24/7 or Dead is straightforward, well written and easy to understand. It is a learning tool in layman’s terms. Gentle and open for those in grave need and morale boosting support for those ready to take action. I trust that all who read it become the latter.

I only wish I’d had this book to guide me in earlier needs. Patients and their loved ones do not have to sit placidly and silently obey what the mighty doctor has to say. This isn’t an attack on doctors, nurses or hospitals but it is a call to become a partner with those medical professionals. Through this partnership we can all help our loved ones and avoid unnecessary mistakes. Don’t wait until you need this book to read it. In any medical circumstance, dire or routine, you are best to be aware of what you can do to be an advocate, for yourself, and for your loved ones.

Wednesday, January 4, 2006

Romance/Fiction Review

Island Fury
by Patria D. Pettingell
ISBN-10: 1413765459
Review by Heather Froeschl

The islands are more than a vacation spot for Cornelia Thornton; she has taken on the role of the wife of a sugar cane plantation overseer. With this come a plantation house, housekeeper, horses, and all too much time on her hands. Cornelia defies her new husband and explores the island on her own. He fears danger; she seeks out the camaraderie of people and the chance to make a difference in the world.

Assisting the local doctor, Cornelia comes to learn a good deal about the families of the sugar cane workers. She makes a dear friend at the library in town and soon discovers there is a lot going on in paradise...the island's Democratic government was taken over five years previous and the current situation is anything but a tranquil island setting. The mysterious feel of the land takes over Cornelia's senses as she one day wanders too far on horseback and is taken by force to visit with the owner of a nearby coffee bean plantation. Why do thoughts of this compelling man haunt her dreams? Will Cornelia's fragile marriage survive her unhappiness and rebellion?

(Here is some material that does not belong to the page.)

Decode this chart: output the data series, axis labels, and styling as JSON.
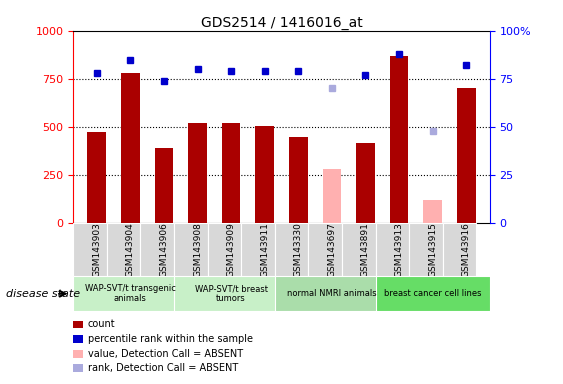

In a story that is so much more than a simple romance, Patria Diaz Pettingell captures the reader's attention and holds it hostage until the very last page. Full of mystery, rebellion, desire, and a political coup, "Island Fury" offers a read that is well rounded and downright page turning. Her characters are full of life, her settings rich with nature and island appeal.

I recommend this book to anyone wishing to take an island hopping adventure, at least in the mind.

Sunday, January 1, 2006

Memoir Review

Lake Journal
by Thomas Schlueter
ISBN-10: 1413489729
Review by Heather Froeschl

Having been touched by a cabin on a lake myself, Tom Schlueter's "Lake Journal" brought back that feeling of escape, if only in my mind. Even if you haven't spent time in a real cabin yourself this book of essays will bring you there, or close to it.

Schlueter's Wisconsin cabin was built by his grandfather, and his essays explore every aspect of it. His memories of family times and alone times fill this journal with reminiscences that are very much a part of Americana. The lessons his grandfather passed on are just as valuable, if not more so, than the cabin itself. With wonder at nature, finding a respect and awe for the forest, through sad times and happy moments of reflection, Schlueter shares his little piece of heaven on earth.

From summer days spent fishing and paddling about in the lake to winter visits that brought the challenge of traversing the frozen waters and taking hours to warm the cabin up enough to sit down without freezing, every season is admired. The escape from daily life is what a cabin on a lake is usually about, but Schlueter helps readers to understand that it is not just an escape but a reconnection with what is truly, nature, and self.

The book is a delightful read, an escape in itself, and should find its way into the hands of every cabin-goer, perhaps into every cabin to be enjoyed by generations to come.